Le plan de Donald Trump veut suivre une trame précise: trêve, échanges de prisonniers, retrait partiel israélien, puis création d’une Force internationale de stabilisation (FIS), avant un «transfert de gouvernance à une Autorité palestinienne réformée.»

La «Force internationale», pivot du plan, reste largement virtuelle. 200 soldats américains ont été déployés en Israël pour surveiller l’accord, mais ils ne mettront pas le pied à Gaza. Emmanuel Macron parle d’une résolution à l’ONU «unanime» pour définir les règles d’engagement et le statut de la FIS. Mais ni les contributeurs, ni le commandement, ni la durée, ni le financement ne sont définis.

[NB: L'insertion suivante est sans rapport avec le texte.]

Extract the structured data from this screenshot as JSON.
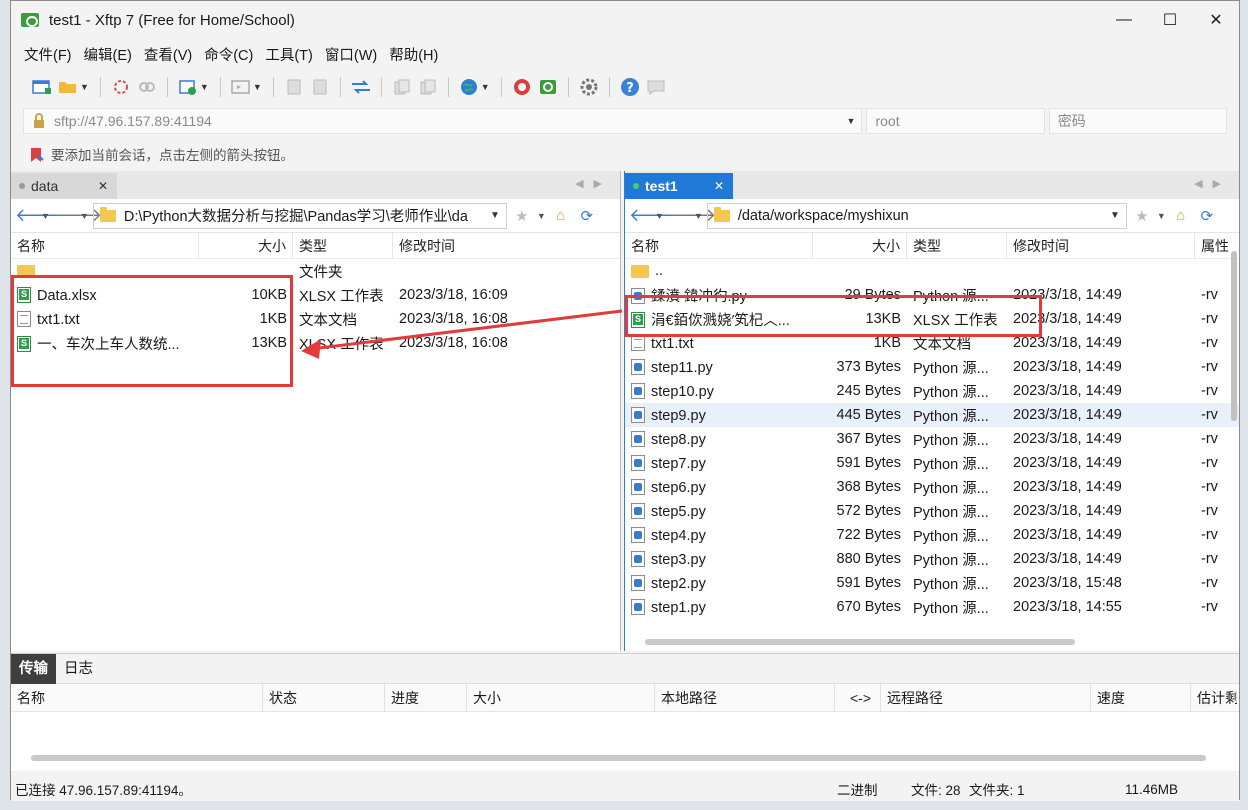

Elena Aoun et Hugh Lovatt partagent la même conclusion critique à la vue du plan et des événements: «L’objectif est toujours de rendre Gaza ingouvernable, invivable, et ainsi de créer les conditions pour provoquer le départ de la population. En l’absence de solution locale reconnue et de mécanismes de sécurité opérationnels, la reconstruction et la stabilisation de Gaza restent hypothétiques. D’autant que la question majeure de l’occupation de la Cisjordanie et de Jérusalem-Est, qui y étrangle les Palestiniens, n’est même pas évoquée par ce plan.»